Many workplace leaders are incredibly unrealistic and rely on wishful thinking that everyone will act like adults and either not have these clashes or deal with them professionally and amicably themselves. In fairness, many do. Lot’s don’t. What’s been your experience?

One option, as part of inducting team members into the workplace, is to simply, proactively and deliberately have these conversations in a structured way right at the start. And, to capture that in a one-page personal user manual for each team member. Six basic questions the answers to which would be really useful to know about each member of a team by every other member of the team.

Maybe it’d be a good idea to do this with your family too? That said, we may well spend as much if not more time with our work ‘family’ than our actual family.

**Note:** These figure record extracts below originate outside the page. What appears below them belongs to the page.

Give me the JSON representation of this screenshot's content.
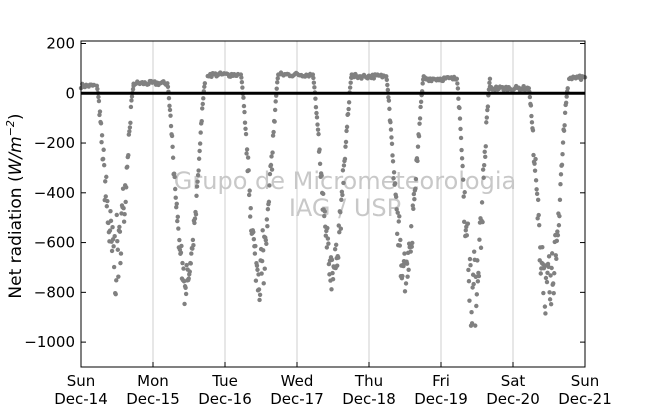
{
  "chart_data": {
    "type": "scatter",
    "title": "",
    "ylabel": "Net radiation (W/m⁻²)",
    "ylabel_math": {
      "prefix": "Net radiation (",
      "unit": "W/m",
      "exp": "−2",
      "suffix": ")"
    },
    "xlabel": "",
    "ylim": [
      -1100,
      210
    ],
    "xlim": [
      0,
      7
    ],
    "yticks": [
      200,
      0,
      -200,
      -400,
      -600,
      -800,
      -1000
    ],
    "ytick_labels": [
      "200",
      "0",
      "−200",
      "−400",
      "−600",
      "−800",
      "−1000"
    ],
    "xticks": [
      0,
      1,
      2,
      3,
      4,
      5,
      6,
      7
    ],
    "xtick_labels": [
      [
        "Sun",
        "Dec-14"
      ],
      [
        "Mon",
        "Dec-15"
      ],
      [
        "Tue",
        "Dec-16"
      ],
      [
        "Wed",
        "Dec-17"
      ],
      [
        "Thu",
        "Dec-18"
      ],
      [
        "Fri",
        "Dec-19"
      ],
      [
        "Sat",
        "Dec-20"
      ],
      [
        "Sun",
        "Dec-21"
      ]
    ],
    "grid": "vertical",
    "zero_line": 0,
    "marker_color": "#808080",
    "watermark": [
      "Grupo de Micrometeorologia",
      "IAG / USP"
    ],
    "days": [
      {
        "day": 0,
        "night_start": 0.0,
        "night_end": 0.18,
        "night_level": 30,
        "day_start": 0.22,
        "day_end": 0.73,
        "min": -760,
        "noise": 280
      },
      {
        "day": 1,
        "night_start": 0.73,
        "night_end": 1.18,
        "night_level": 40,
        "day_start": 1.2,
        "day_end": 1.72,
        "min": -830,
        "noise": 120
      },
      {
        "day": 2,
        "night_start": 1.76,
        "night_end": 2.18,
        "night_level": 75,
        "day_start": 2.22,
        "day_end": 2.74,
        "min": -820,
        "noise": 230
      },
      {
        "day": 3,
        "night_start": 2.76,
        "night_end": 3.2,
        "night_level": 75,
        "day_start": 3.22,
        "day_end": 3.76,
        "min": -770,
        "noise": 150
      },
      {
        "day": 4,
        "night_start": 3.76,
        "night_end": 4.22,
        "night_level": 68,
        "day_start": 4.24,
        "day_end": 4.76,
        "min": -770,
        "noise": 160
      },
      {
        "day": 5,
        "night_start": 4.78,
        "night_end": 5.2,
        "night_level": 58,
        "day_start": 5.22,
        "day_end": 5.68,
        "min": -890,
        "noise": 300
      },
      {
        "day": 6,
        "night_start": 5.68,
        "night_end": 6.2,
        "night_level": 20,
        "day_start": 6.22,
        "day_end": 6.76,
        "min": -910,
        "noise": 260
      },
      {
        "day": 7,
        "night_start": 6.78,
        "night_end": 7.0,
        "night_level": 62,
        "day_start": 7.0,
        "day_end": 7.0,
        "min": 0,
        "noise": 0
      }
    ]
  }
}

Some teams when starting this approach, run a session where all existing team members complete a manual then rotate around the groups having 1:1 ‘speed date’ type conversations prompted by their answers. Even people who have worked together seemingly forever find out stuff they didn’t know or had their assumptions corrected. Of course too, there are some people whose own answers about themselves did not square up with the ‘evidence’ of others’ experience of them, and that too is useful feedback.

After this initial session, subsequent newbies can go through their process, talk it through with their team leader, and others are then copied the newbie’s manual.

It’s not critical to fill in the form. The power lies in the focused conversation.

Have a crack. Let me know how you get on, and any thoughts on the concept or practice.